Islandia, Japón y Noruega son los tres países que actualmente autorizan las capturas comerciales de ballenas. Y son los dos primeros "los que han intentado mantener la caza comercial, a pesar de que no las necesitan como medio para alimentación y con el posicionamiento en contra de todos los países que forman parte de la Comisión Ballenera Internacional (CBI)", explica a EFE el responsable del Programa Marino de WWF España, José Luis García Varas.

Sostiene que solo algunas comunidades indígenas de América del Norte "tiene algunas excepciones por temas de soberanía alimentaria, hábitos y costumbres culturales", conforme a los estatutos de la CBI.

 "Desde hace muchos años", indica, los científicos rechazan el argumento de la necesidad de la carne de ballena como alimento porque "hay cuestiones de salud muy relevantes por la acumulación de metales pesados" en especies que son de vida tan larga.

Asegura que, si bien se ha visto "la recuperación de algunas poblaciones de ballenas, también es cierto que sigue habiendo algunas especies lejos de tener poblaciones en buen estado y algunas otras especies donde su situación es muy crítica".

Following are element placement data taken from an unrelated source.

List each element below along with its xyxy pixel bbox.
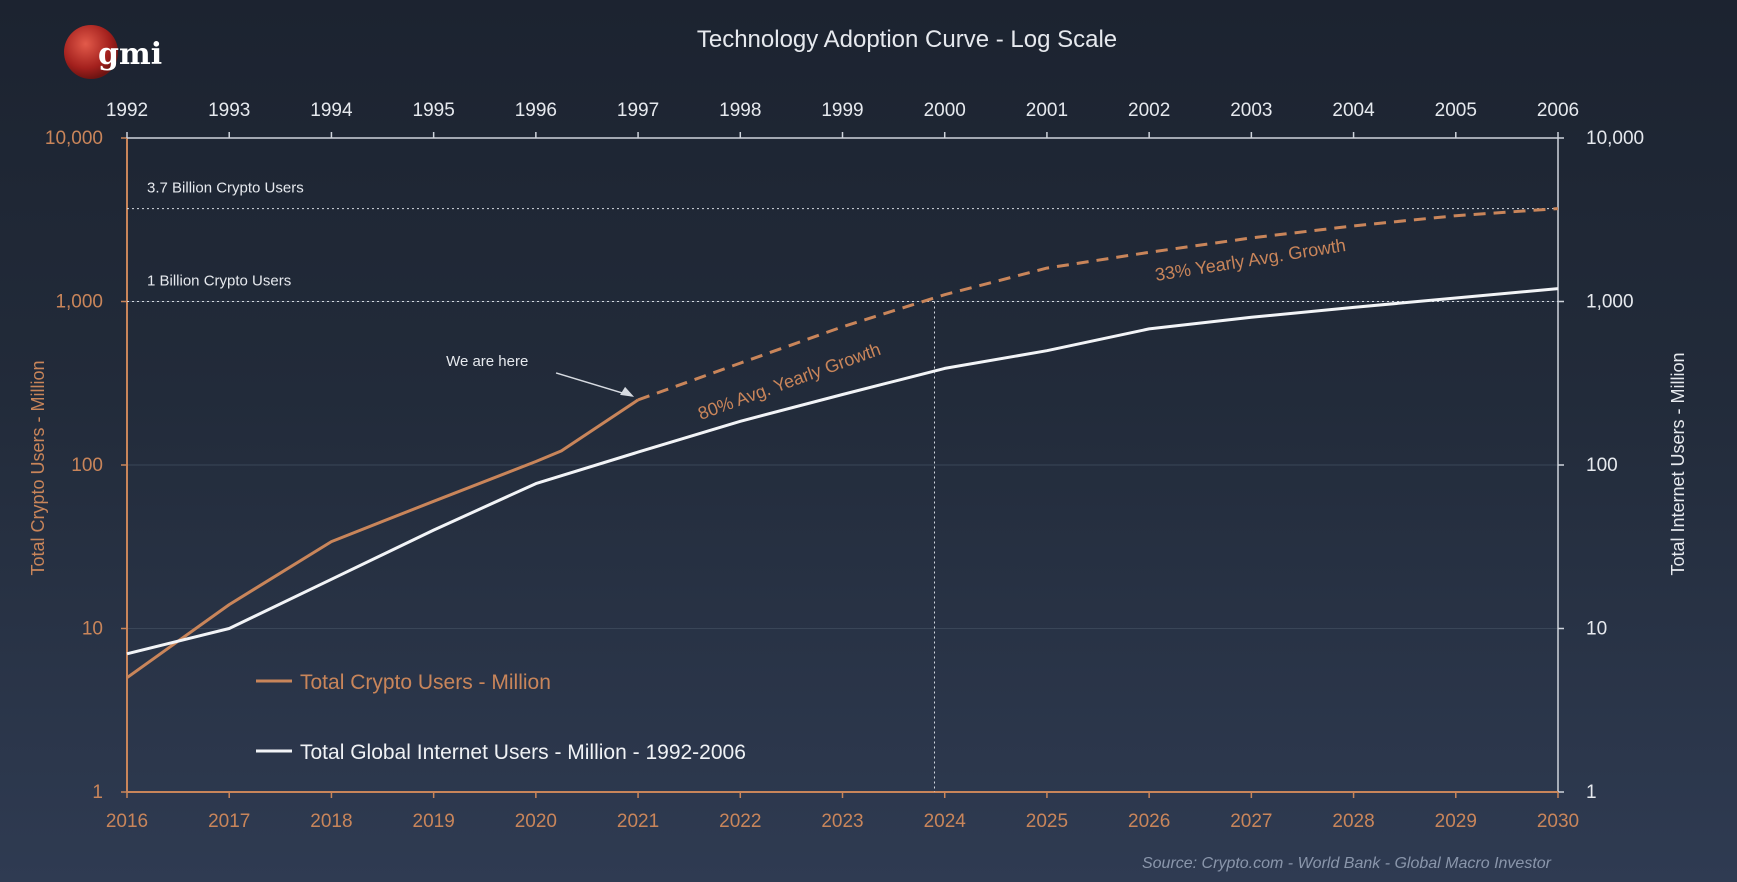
- x-tick-top-label: 2003: [1230, 100, 1272, 121]
- reference-lines: 3.7 Billion Crypto Users 1 Billion Crypto…: [127, 180, 1558, 792]
- x-tick-bottom-label: 2028: [1332, 811, 1374, 832]
- source-note: Source: Crypto.com - World Bank - Global…: [1142, 855, 1552, 872]
- legend-internet-label: Total Global Internet Users - Million - …: [300, 741, 746, 764]
- annotations: We are here 80% Avg. Yearly Growth 33% Yea…: [446, 235, 1347, 424]
- x-tick-top-label: 2006: [1537, 100, 1579, 121]
- legend: Total Crypto Users - Million Total Globa…: [256, 671, 746, 764]
- x-tick-top-label: 1993: [208, 100, 250, 121]
- x-tick-top-label: 1999: [821, 100, 863, 121]
- x-tick-bottom-label: 2029: [1435, 811, 1477, 832]
- x-tick-top-label: 1992: [106, 100, 148, 121]
- x-tick-bottom-label: 2026: [1128, 811, 1170, 832]
- x-tick-bottom-label: 2022: [719, 811, 761, 832]
- x-tick-top-label: 2001: [1026, 100, 1068, 121]
- globe-icon: [64, 25, 118, 79]
- y-tick-right-label: 1: [1586, 782, 1597, 803]
- x-tick-bottom-label: 2019: [413, 811, 455, 832]
- y-tick-left-label: 1: [92, 782, 103, 803]
- reference-line-label: 1 Billion Crypto Users: [147, 273, 291, 290]
- y-tick-left-label: 10,000: [45, 128, 103, 149]
- axes: 1 1 10 10 100 100 1,000 1,000 10,000 10,000 2016 20…: [45, 100, 1644, 832]
- x-tick-top-label: 2005: [1435, 100, 1477, 121]
- legend-crypto-label: Total Crypto Users - Million: [300, 671, 551, 694]
- x-tick-bottom-label: 2016: [106, 811, 148, 832]
- logo-text: gmi: [98, 37, 162, 72]
- x-tick-bottom-label: 2018: [310, 811, 352, 832]
- we-are-here-arrow-line: [555, 372, 633, 397]
- growth-33-label: 33% Yearly Avg. Growth: [1154, 235, 1348, 285]
- chart-title: Technology Adoption Curve - Log Scale: [697, 26, 1117, 53]
- series-line-internet: [126, 287, 1559, 656]
- x-tick-bottom-label: 2024: [924, 811, 967, 832]
- x-tick-top-label: 2004: [1332, 100, 1375, 121]
- x-tick-bottom-label: 2017: [208, 811, 250, 832]
- growth-80-label: 80% Avg. Yearly Growth: [695, 339, 883, 424]
- x-tick-top-label: 2002: [1128, 100, 1170, 121]
- x-tick-bottom-label: 2020: [515, 811, 557, 832]
- y-tick-right-label: 10: [1586, 619, 1607, 640]
- series-line-crypto-projected: [637, 207, 1559, 402]
- x-tick-top-label: 1997: [617, 100, 659, 121]
- y-tick-left-label: 100: [71, 455, 103, 476]
- x-tick-top-label: 1994: [310, 100, 353, 121]
- y-tick-right-label: 10,000: [1586, 128, 1644, 149]
- x-tick-bottom-label: 2030: [1537, 811, 1579, 832]
- y-tick-left-label: 1,000: [55, 292, 103, 313]
- x-tick-top-label: 2000: [924, 100, 966, 121]
- x-tick-top-label: 1996: [515, 100, 557, 121]
- y-tick-right-label: 100: [1586, 455, 1618, 476]
- x-tick-top-label: 1995: [413, 100, 455, 121]
- y-tick-right-label: 1,000: [1586, 292, 1634, 313]
- series-line-crypto: [126, 398, 639, 679]
- reference-line-label: 3.7 Billion Crypto Users: [147, 180, 304, 197]
- y-tick-left-label: 10: [82, 619, 103, 640]
- we-are-here-label: We are here: [446, 353, 528, 370]
- x-tick-bottom-label: 2027: [1230, 811, 1272, 832]
- y-axis-label-left: Total Crypto Users - Million: [28, 360, 48, 575]
- x-tick-bottom-label: 2023: [821, 811, 863, 832]
- x-tick-top-label: 1998: [719, 100, 761, 121]
- x-tick-bottom-label: 2025: [1026, 811, 1068, 832]
- series: [126, 207, 1559, 679]
- x-tick-bottom-label: 2021: [617, 811, 659, 832]
- y-axis-label-right: Total Internet Users - Million: [1668, 352, 1688, 575]
- gmi-logo: gmi: [64, 25, 162, 79]
- we-are-here-arrow-head: [620, 386, 635, 397]
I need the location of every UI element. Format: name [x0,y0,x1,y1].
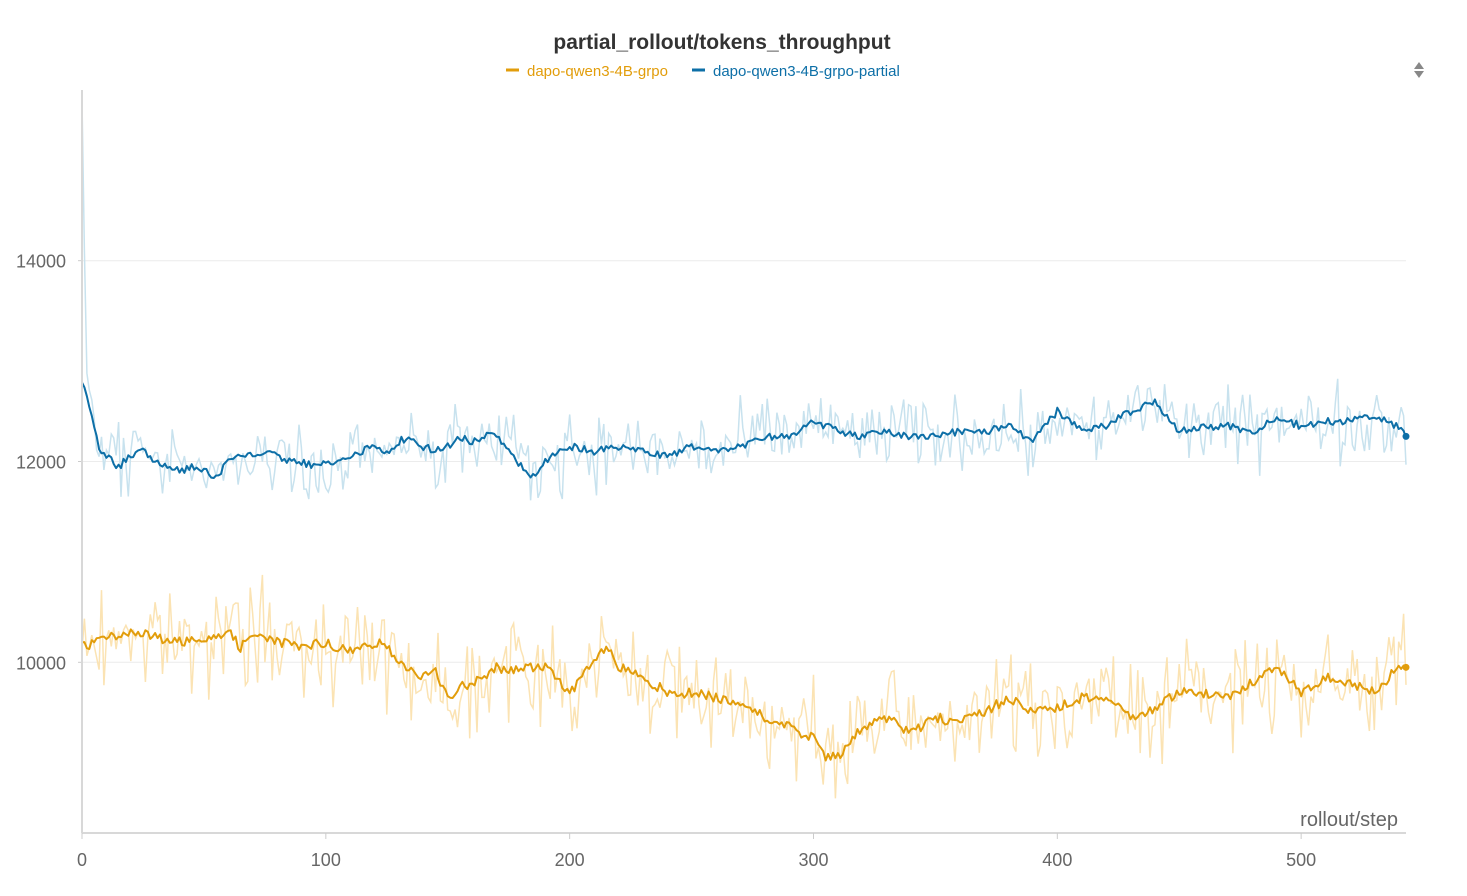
x-tick-label: 400 [1042,850,1072,870]
legend-label-grpo-partial: dapo-qwen3-4B-grpo-partial [713,63,900,80]
sort-up-arrow [1414,62,1424,69]
x-tick-label: 300 [798,850,828,870]
x-tick-label: 0 [77,850,87,870]
smoothed-series-layer [81,382,1410,762]
series-end-point [1402,663,1410,671]
y-tick-label: 12000 [16,453,66,473]
legend-label-grpo: dapo-qwen3-4B-grpo [527,63,668,80]
smoothed-series-line[interactable] [81,628,1407,762]
x-axis-title: rollout/step [1300,809,1398,831]
y-tick-label: 10000 [16,653,66,673]
x-tick-label: 500 [1286,850,1316,870]
series-end-point [1402,432,1410,440]
y-tick-label: 14000 [16,252,66,272]
raw-series-line [81,99,1407,501]
legend: dapo-qwen3-4B-grpo dapo-qwen3-4B-grpo-pa… [506,63,900,80]
x-tick-label: 100 [311,850,341,870]
smoothed-series-line[interactable] [81,382,1407,479]
legend-item-grpo[interactable]: dapo-qwen3-4B-grpo [506,63,668,80]
raw-series-line [81,574,1407,799]
x-tick-label: 200 [555,850,585,870]
legend-item-grpo-partial[interactable]: dapo-qwen3-4B-grpo-partial [692,63,900,80]
grid [82,260,1406,663]
raw-series-layer [81,99,1407,799]
sort-down-arrow [1414,71,1424,78]
sort-icon[interactable] [1414,62,1424,78]
chart-title: partial_rollout/tokens_throughput [553,31,890,54]
axes: 10000 12000 14000 0 100 200 300 400 500 [16,90,1406,870]
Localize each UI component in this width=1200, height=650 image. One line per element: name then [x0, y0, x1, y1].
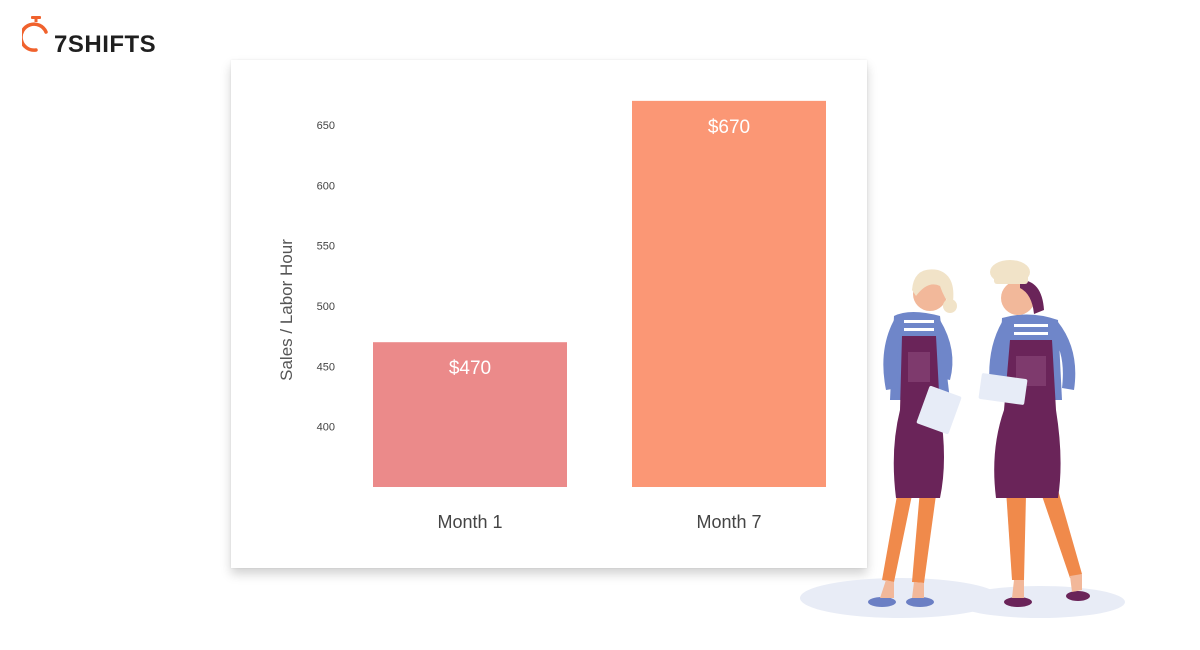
chart-card: 400 450 500 550 600 650 Sales / Labor Hour $4… — [231, 60, 867, 568]
brand-logo: 7SHIFTS — [22, 16, 172, 60]
bar-month-1 — [373, 342, 567, 487]
y-tick-label: 600 — [317, 180, 335, 192]
staff-illustration — [790, 250, 1150, 630]
y-tick-label: 550 — [317, 241, 335, 253]
right-staff-figure — [978, 260, 1090, 607]
logo-text: 7SHIFTS — [54, 31, 157, 58]
y-axis-ticks: 400 450 500 550 600 650 — [317, 120, 335, 434]
bar-value-label: $670 — [708, 117, 750, 138]
bar-value-label: $470 — [449, 358, 491, 379]
bars: $470 $670 — [373, 100, 826, 487]
x-tick-label: Month 7 — [696, 512, 761, 532]
y-tick-label: 650 — [317, 120, 335, 132]
two-restaurant-staff-with-tablet-illustration — [800, 260, 1125, 618]
stopwatch-icon — [22, 16, 48, 52]
bar-chart: 400 450 500 550 600 650 Sales / Labor Hour $4… — [277, 100, 826, 532]
y-tick-label: 450 — [317, 361, 335, 373]
bar-month-7 — [632, 100, 826, 487]
left-staff-figure — [868, 269, 962, 607]
x-tick-label: Month 1 — [437, 512, 502, 532]
y-axis-label: Sales / Labor Hour — [277, 239, 296, 381]
y-tick-label: 400 — [317, 422, 335, 434]
y-tick-label: 500 — [317, 301, 335, 313]
x-axis-ticks: Month 1 Month 7 — [437, 512, 761, 532]
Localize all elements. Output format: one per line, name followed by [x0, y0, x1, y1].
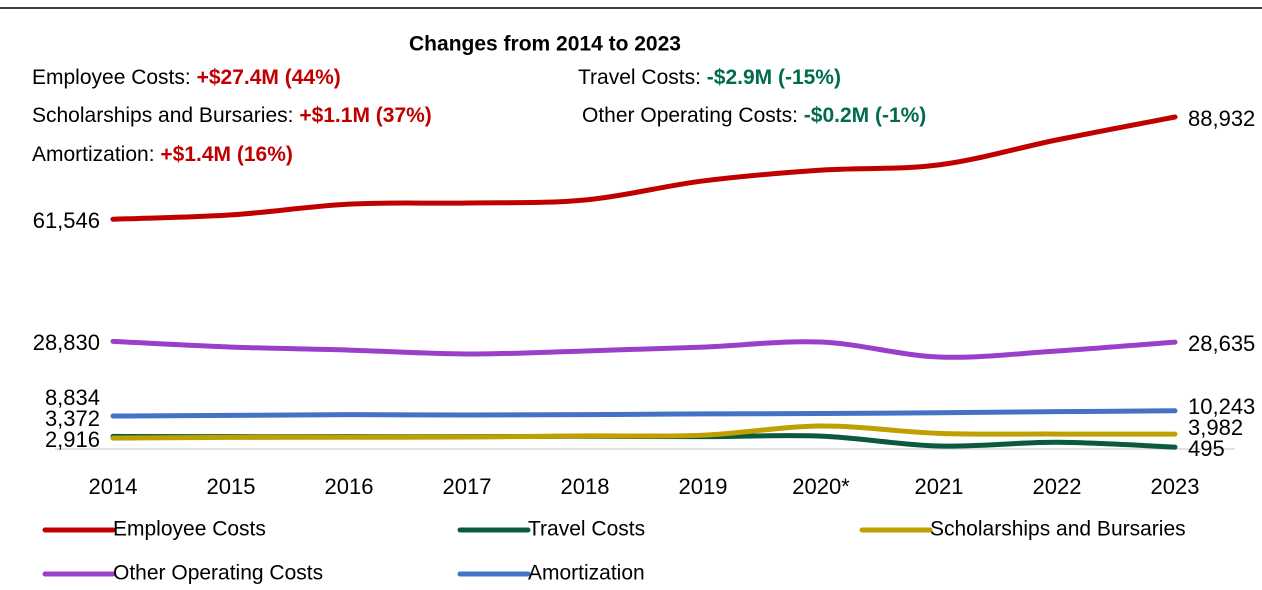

García Varas explica que "el Mediterráneo es una zona bastante importante para muchas de estas especies, algunas como poblaciones residentes y otras como poblaciones que migran, y que parte de su rutas migratorias está en este mar".

El estrecho de Gibraltar es una zona fundamental, dice, donde hay poblaciones de calderones, calderón gris, calderón tropical que son residentes y que, sin embargo, tienen mucha presión por el gran tráfico marítimo.

Además, recuerda, en el Mediterráneo noroccidental existe el Santuario de Pelagos para cetáceos con una superficie de unos 87.500 km2, que está entre Mónaco, Francia e Italia y que "es una zona muy importante" tanto por las poblaciones residentes de rorcuales, de cachalotes que a lo largo del año aparecen en esa zona".

El transporte marítimo está entre las graves amenazas que afrontan estos grades animales, según el portavoz de WWF España, quien añade que muchos ejemplares chocan contra los barcos de mercancías por el aumento del tráfico de comercio mundial, así como con los barcos de turismo o los ferrys para el transporte de personas.

La velocidad y el ruido de estas embarcaciones son problemas para la salud de los animales marinos, añade y señala que muchos jefes de manada se desorientan porque el ruido estropea su sistema de geolocalización y se cree que puede ser una de las causas para los varamientos en las playas.